Para usar la función, el usuario debe tocar la barra de chat, abrir el menú de stickers y seleccionar el ícono del lápiz con destellos que identifica las opciones con IA. Desde allí se despliegan sugerencias que pueden ajustarse en tono o extensión antes de enviarse, con la promesa de Meta de que los mensajes siguen protegidos por cifrado de extremo a extremo. La compañía insiste en que los datos de los chats no se reutilizan para entrenar modelos generales, en línea con la política de WhatsApp que restringe los chatbots de uso abierto y prioriza aplicaciones de IA acotadas, como responder preguntas frecuentes o generar borradores para agentes humanos.
El paquete de novedades incluye otras mejoras prácticas. Ahora es posible liberar espacio dentro de cada conversación identificando y borrando solo archivos pesados, sin necesidad de eliminar el historial completo. También se integra Meta AI para “retocar” fotos directamente en el chat: se pueden eliminar elementos distractores, cambiar fondos o aplicar estilos creativos con un par de toques.
WhatsApp suma además herramientas de gestión avanzadas: soporte para mover el historial entre iOS y Android o dentro de la misma plataforma, y la opción de tener dos cuentas activas en un mismo dispositivo iOS, algo que ya existía en Android.

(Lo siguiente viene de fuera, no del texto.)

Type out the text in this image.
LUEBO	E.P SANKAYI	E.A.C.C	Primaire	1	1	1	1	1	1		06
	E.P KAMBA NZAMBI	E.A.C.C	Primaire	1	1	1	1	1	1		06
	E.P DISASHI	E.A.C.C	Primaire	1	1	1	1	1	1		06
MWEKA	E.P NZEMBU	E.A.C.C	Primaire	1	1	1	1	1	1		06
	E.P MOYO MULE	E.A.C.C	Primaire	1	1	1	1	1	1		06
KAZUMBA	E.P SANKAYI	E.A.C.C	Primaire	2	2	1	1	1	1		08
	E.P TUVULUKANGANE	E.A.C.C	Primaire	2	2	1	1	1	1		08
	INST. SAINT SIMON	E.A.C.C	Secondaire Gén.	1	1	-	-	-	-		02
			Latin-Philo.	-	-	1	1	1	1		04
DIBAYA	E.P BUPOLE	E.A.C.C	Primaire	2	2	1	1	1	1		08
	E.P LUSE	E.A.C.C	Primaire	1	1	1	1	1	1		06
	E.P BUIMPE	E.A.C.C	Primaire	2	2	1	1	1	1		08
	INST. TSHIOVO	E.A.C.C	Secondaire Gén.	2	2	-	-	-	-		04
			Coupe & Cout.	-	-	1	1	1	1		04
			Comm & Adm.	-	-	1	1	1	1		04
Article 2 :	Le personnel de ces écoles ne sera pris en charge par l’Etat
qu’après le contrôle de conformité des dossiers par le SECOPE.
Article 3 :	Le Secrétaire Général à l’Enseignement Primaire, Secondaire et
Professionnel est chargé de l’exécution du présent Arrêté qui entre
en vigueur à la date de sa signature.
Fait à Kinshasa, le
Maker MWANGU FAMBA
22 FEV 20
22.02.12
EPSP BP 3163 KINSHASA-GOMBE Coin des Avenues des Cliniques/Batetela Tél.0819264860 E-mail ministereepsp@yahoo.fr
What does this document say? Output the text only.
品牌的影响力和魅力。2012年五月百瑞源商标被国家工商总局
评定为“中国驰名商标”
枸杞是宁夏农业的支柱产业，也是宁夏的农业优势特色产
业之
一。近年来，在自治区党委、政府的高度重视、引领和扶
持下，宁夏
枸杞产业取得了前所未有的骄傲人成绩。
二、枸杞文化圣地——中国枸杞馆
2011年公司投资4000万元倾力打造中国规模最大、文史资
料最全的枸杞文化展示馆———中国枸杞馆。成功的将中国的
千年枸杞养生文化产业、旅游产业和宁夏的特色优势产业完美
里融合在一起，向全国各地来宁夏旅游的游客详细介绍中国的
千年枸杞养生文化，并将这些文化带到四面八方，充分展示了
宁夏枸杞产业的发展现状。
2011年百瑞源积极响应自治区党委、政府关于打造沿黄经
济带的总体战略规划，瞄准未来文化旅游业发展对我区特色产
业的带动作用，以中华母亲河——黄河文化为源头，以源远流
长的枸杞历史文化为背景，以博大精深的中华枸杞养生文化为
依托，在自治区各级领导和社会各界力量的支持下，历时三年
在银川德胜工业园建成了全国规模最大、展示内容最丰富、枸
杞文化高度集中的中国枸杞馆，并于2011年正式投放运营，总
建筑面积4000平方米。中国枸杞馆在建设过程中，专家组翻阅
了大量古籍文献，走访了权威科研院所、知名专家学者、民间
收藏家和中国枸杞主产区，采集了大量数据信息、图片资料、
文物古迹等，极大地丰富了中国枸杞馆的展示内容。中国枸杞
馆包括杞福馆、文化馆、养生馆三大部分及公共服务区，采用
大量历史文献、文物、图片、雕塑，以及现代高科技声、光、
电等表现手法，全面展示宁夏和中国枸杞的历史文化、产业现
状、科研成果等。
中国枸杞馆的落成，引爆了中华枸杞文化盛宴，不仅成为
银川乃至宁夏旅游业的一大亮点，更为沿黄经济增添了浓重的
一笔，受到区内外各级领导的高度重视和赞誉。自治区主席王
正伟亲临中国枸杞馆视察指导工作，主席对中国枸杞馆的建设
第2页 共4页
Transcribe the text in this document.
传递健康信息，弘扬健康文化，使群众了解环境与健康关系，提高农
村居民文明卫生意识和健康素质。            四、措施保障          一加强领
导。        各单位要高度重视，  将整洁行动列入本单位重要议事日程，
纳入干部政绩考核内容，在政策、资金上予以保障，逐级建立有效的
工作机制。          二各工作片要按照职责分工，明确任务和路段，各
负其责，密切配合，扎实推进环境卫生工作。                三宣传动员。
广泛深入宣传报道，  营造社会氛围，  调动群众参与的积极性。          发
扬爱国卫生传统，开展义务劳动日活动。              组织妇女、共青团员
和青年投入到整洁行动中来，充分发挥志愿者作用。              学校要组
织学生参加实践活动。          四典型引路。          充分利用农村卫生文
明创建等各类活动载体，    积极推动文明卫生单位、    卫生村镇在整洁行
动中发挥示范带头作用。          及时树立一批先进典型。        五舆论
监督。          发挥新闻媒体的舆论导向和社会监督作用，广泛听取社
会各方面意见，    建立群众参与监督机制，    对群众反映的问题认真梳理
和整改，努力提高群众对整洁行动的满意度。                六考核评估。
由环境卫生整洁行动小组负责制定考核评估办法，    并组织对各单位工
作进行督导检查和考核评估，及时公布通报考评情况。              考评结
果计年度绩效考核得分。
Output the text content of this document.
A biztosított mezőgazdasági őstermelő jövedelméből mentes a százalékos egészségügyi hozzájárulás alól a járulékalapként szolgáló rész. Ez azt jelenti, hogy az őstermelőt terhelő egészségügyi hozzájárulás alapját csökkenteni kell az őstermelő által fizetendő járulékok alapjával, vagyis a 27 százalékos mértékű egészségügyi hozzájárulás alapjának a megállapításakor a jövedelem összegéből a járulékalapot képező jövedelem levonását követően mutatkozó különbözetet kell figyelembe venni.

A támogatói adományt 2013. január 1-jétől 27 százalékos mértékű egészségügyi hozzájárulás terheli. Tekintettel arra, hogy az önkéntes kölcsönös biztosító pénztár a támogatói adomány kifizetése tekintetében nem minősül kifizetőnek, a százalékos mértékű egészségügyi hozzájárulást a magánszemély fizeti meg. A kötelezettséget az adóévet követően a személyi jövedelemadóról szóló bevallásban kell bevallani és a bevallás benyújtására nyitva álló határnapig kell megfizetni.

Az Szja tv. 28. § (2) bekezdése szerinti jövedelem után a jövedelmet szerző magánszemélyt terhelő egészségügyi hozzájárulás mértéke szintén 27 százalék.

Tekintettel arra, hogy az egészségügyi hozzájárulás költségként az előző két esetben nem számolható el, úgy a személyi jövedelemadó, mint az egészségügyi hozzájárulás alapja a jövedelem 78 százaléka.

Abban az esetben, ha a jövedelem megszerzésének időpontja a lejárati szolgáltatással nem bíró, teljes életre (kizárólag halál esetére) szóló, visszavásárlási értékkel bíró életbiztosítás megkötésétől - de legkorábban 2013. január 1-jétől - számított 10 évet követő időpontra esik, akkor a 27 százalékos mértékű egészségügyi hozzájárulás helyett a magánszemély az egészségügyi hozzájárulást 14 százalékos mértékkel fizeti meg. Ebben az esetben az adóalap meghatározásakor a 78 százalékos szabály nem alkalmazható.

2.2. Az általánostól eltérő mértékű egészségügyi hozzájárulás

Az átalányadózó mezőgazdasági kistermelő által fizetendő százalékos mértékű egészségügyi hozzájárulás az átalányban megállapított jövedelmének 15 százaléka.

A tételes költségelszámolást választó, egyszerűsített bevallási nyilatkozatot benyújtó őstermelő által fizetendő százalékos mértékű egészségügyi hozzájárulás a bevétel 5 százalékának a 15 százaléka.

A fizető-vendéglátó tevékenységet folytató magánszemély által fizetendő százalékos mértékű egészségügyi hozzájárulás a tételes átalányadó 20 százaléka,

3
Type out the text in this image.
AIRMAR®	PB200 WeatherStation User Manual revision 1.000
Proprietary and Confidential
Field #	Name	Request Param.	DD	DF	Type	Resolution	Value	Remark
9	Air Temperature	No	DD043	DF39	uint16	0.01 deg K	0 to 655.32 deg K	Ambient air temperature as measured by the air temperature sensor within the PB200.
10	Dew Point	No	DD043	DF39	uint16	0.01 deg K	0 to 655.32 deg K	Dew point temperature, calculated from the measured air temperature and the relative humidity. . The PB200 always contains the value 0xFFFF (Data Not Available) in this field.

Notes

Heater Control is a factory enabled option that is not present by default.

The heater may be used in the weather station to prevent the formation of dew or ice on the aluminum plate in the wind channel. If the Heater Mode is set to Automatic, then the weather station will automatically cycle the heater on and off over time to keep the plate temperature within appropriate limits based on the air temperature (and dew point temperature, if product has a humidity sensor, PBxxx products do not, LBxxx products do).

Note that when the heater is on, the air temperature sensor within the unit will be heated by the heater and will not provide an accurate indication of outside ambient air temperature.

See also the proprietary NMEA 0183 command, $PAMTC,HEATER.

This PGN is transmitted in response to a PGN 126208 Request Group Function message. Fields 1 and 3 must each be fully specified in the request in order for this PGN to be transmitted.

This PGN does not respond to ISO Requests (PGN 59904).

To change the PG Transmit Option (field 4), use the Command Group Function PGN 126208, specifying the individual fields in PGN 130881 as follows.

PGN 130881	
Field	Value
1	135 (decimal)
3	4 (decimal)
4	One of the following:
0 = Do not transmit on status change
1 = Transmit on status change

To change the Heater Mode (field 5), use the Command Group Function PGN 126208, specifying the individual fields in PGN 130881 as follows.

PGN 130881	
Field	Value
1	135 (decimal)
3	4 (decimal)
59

Las pegatinas también se vuelven más inteligentes, con sugerencias automáticas de stickers en función de los emojis que se van escribiendo.
La apuesta de Meta refleja una tendencia más amplia: integrar la IA directamente en las aplicaciones de mensajería para acompañar, pero no reemplazar, la voz de los usuarios. La incógnita será hasta qué punto las personas aceptan que un algoritmo participe en conversaciones íntimas, familiares o laborales que hasta ahora eran terreno exclusivo de la escritura humana.